On which hadoop node would the below scalding pre-process and post-process runs?

50 views Asked by At

I have the below example code for some preprocess before sclading job runs and some post-process. As these pre-process and post-process are calling some mysql database I would like to know on which hadoop nodes would hadoop potentially run them? (I need to open the port from these nodes to database) could it run the pre-process and post-process any hadoop data-node?

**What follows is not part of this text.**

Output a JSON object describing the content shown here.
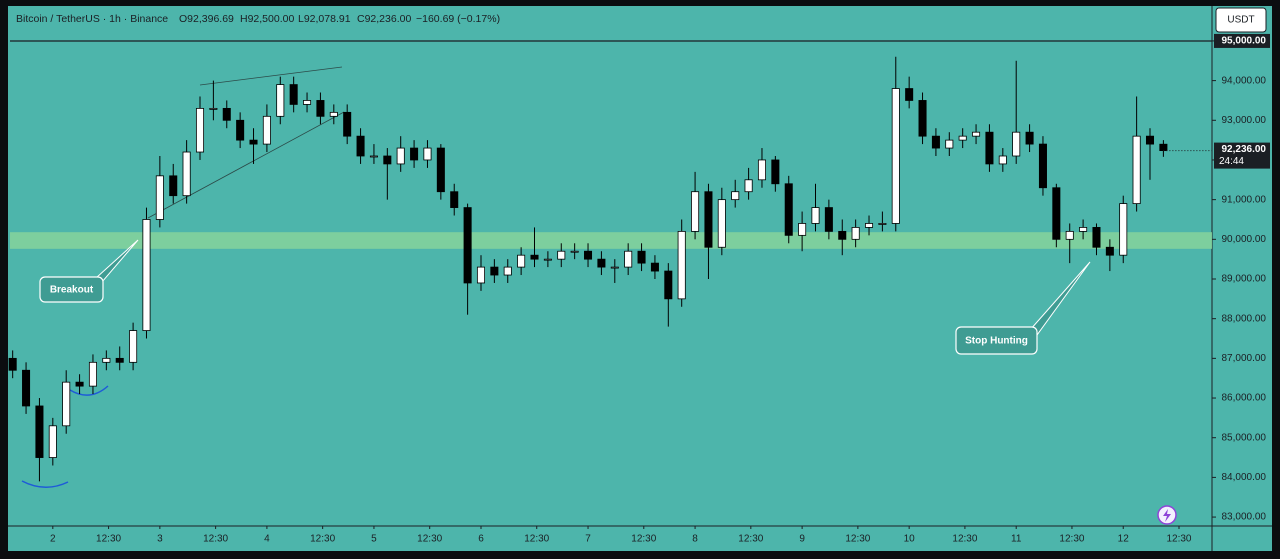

I tried doing some research but could not find any indication, how is it possible to find by documentation / sources on which node it would be run? (PS the jobs are scheduled with oozie)

  preProcessingBeforeJobRuns() // **in which hadoop node would this be run? could it run on any datanode?**
  log.info(s"ABOUT TO RUN JOB with input $jobInput")
  val scaldingTool = new Tool
  scaldingTool.setJobConstructor(createJob(jobInput))
  val parser: GenericOptionsParser = new GenericOptionsParser(new Configuration(), args)
  scaldingTool.setConf(parser.getConfiguration)
  log.info(s"CALLING SCALDING RUN with args: ${args.toList.mkString(" ")}")
  val status = scaldingTool.run(args)
  log.info("FINISHED RUNNING JOB!")
  somePostJobProcessing() // **in which hadoop node would this be run? could it run on any datanode?**
1

There are 1 answers

0
Dan Osipov On BEST ANSWER

The code you've posted will run on the Hadoop master node. scaldingTool.run(args) will trigger your job, which would trigger the jobs that execute on task nodes.